Dönmek, mümkün mü hala dönmek diye çok güzel bir Yeni Türkü şarkısı vardır içime işleyen. Onca yollardan sonra yeniden yollara düşmek diye devam eder. Neresi vatanım neresi toprağım bilmiyorum. Hayatımın değişik bir dönemecinde yine. Yine neresi benim evim bilmiyorum. Göçebelik çok ağır geliyormuş bazen. İnsan kök salmak kök saldığı yerde kalmak istiyormuş. Ne kadar yorucu halbuki sürekli gitmek. O kadar alışmışım ki gitmeye sanki kalsam ihanet edeceğim hayatıma. Belki de bu gidişim daha farklı daha başka. Kök salarcasına ve yine göçercesine başka bir ülkeye. Hani ramak kalır ya bazen bir şeylere ve hissedersin gideceğini ya da biteceğini. Önünde kocaman bembeyaz bir kitap vardır. Aklınla ve kalbinle kabul ettiğin. Hem vazgeçmişliklerle dolu hem de kabullenmişliklerle. Hem çok korkunç hem de çok heyecanlı.

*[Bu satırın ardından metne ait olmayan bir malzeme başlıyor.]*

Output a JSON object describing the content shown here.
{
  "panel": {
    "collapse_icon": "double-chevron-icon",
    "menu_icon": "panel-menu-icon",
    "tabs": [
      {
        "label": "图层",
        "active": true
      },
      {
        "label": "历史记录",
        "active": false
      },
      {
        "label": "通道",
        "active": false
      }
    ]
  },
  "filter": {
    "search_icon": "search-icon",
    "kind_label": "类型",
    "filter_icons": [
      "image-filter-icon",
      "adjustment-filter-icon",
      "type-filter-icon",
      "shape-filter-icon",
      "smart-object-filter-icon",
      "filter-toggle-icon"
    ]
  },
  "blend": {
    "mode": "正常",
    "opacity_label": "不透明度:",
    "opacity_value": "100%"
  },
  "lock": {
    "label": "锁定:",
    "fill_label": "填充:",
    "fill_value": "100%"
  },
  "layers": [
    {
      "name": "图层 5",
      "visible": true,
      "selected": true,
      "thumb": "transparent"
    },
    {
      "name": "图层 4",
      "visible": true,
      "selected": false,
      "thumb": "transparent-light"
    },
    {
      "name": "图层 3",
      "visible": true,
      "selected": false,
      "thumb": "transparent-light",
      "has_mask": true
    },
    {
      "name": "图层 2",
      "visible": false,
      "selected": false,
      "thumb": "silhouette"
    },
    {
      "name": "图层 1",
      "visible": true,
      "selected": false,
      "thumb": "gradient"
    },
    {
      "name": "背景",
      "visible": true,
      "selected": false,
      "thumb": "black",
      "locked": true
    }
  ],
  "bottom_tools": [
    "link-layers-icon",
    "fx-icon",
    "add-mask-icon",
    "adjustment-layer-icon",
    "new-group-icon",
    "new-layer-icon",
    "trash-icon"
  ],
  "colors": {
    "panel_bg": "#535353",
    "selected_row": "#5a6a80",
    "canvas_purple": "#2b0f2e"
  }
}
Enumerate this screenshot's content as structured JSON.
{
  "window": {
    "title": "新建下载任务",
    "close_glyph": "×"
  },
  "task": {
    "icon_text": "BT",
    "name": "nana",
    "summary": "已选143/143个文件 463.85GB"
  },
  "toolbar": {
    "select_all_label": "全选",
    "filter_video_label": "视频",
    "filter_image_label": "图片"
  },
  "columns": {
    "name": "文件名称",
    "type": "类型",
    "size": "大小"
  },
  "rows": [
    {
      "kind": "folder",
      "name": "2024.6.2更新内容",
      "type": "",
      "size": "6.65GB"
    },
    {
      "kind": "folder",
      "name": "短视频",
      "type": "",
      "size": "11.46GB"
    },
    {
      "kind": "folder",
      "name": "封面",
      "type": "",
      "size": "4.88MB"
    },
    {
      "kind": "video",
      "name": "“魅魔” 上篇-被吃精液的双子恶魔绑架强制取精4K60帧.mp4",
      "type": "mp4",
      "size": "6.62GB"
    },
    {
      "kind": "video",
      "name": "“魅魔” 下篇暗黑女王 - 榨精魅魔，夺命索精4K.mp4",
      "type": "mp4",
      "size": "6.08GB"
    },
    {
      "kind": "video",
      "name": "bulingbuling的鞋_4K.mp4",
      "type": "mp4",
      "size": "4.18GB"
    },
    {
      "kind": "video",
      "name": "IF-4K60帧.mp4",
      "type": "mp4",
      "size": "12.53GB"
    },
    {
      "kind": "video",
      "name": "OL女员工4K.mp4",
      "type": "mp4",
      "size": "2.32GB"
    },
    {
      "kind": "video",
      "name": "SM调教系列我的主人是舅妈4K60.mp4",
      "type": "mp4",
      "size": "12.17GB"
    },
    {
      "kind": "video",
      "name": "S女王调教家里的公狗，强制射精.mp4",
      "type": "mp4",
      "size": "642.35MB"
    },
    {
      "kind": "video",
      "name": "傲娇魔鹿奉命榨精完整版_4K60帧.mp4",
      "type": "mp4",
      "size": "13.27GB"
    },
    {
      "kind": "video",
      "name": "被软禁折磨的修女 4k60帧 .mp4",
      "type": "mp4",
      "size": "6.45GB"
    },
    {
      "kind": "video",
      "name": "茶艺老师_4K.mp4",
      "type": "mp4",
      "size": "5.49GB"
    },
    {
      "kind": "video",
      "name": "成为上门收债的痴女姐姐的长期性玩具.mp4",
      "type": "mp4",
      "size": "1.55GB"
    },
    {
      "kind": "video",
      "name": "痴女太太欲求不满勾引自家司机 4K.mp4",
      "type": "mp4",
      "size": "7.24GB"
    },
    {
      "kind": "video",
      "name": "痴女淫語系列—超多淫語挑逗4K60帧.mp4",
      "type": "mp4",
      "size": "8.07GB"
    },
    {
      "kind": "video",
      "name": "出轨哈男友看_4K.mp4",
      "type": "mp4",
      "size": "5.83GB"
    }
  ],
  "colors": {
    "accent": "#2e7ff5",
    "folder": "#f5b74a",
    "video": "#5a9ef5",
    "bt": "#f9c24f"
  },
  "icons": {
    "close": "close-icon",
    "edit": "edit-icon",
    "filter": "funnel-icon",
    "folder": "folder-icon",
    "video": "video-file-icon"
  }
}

Mesela ne zaman yeni hayatımızın ilk günü olur. Bu saniyeden sonrası mı yoksa yarından sonrası mı. Biz göçebelerin yeni hayatları gittiklerinde başlar galiba. Yollar en büyük dostumuz, yol çizgileri ise anılarımızdır. Aklımıza hep gitmek gelir başlamak için yeni bir şeylere. Hep gideriz. Peki ya ne zaman döneriz? Dönmek her zaman geri gelmek midir yoksa bazen hiç gidemeyeceğini bildiğin yerlerden gitmemek midir? Kalbinde taşıdığın, yılların emeğini döktüğün varoluşun hep gitmek için mi var diye soruyorum kendime. Galiba bazılarımızın kaderi bu. Kök salamamak, çok duramamak, bağlanamamak her defasında aslında Behlül gibi kaçmak. Hani uçan balonlar gibi ya da kuşlar gibi ordan oraya uçmak gibi sanki hayat benim gözümde. Bazen hayallerini sorarım insanların nedir sizin en büyük hayaliniz diye kimisi mutlu yuva der kimisi belki bir ev ben hala bulamadım. Sanki her şey benim en büyük hayalim olabilirmiş gibi. Akışta o yolda, yol nereye evrilirse bazen benim için hayat. Ruhumda uçuşan kelebekler gibi sözlerim, dileklerim ve dualarım hep bana geri gelirmiş gibi bütün güzellikler.
Elbette zor bazen hem gitmek hem de dönmek ya da bazen dönememek. Bir gün birisi bana demişti ki kendime her zaman girmek için bir kapı açık bırakırım. O bir evi için söylemişti bana. Bense hayat için düşünmüştüm. Her zaman açık bir kapı bırakır mıyım kendime acaba? Ya da açık bir kapın var mı hala o eve.
O ev hala o ev mi mesela? Yuva gibi mi? Yuvam orası mı hala, belki de kök salamamam bundandır diyorum bazen. Hep yuvamı aradığım için. Söyle bakalım hangisi hayat?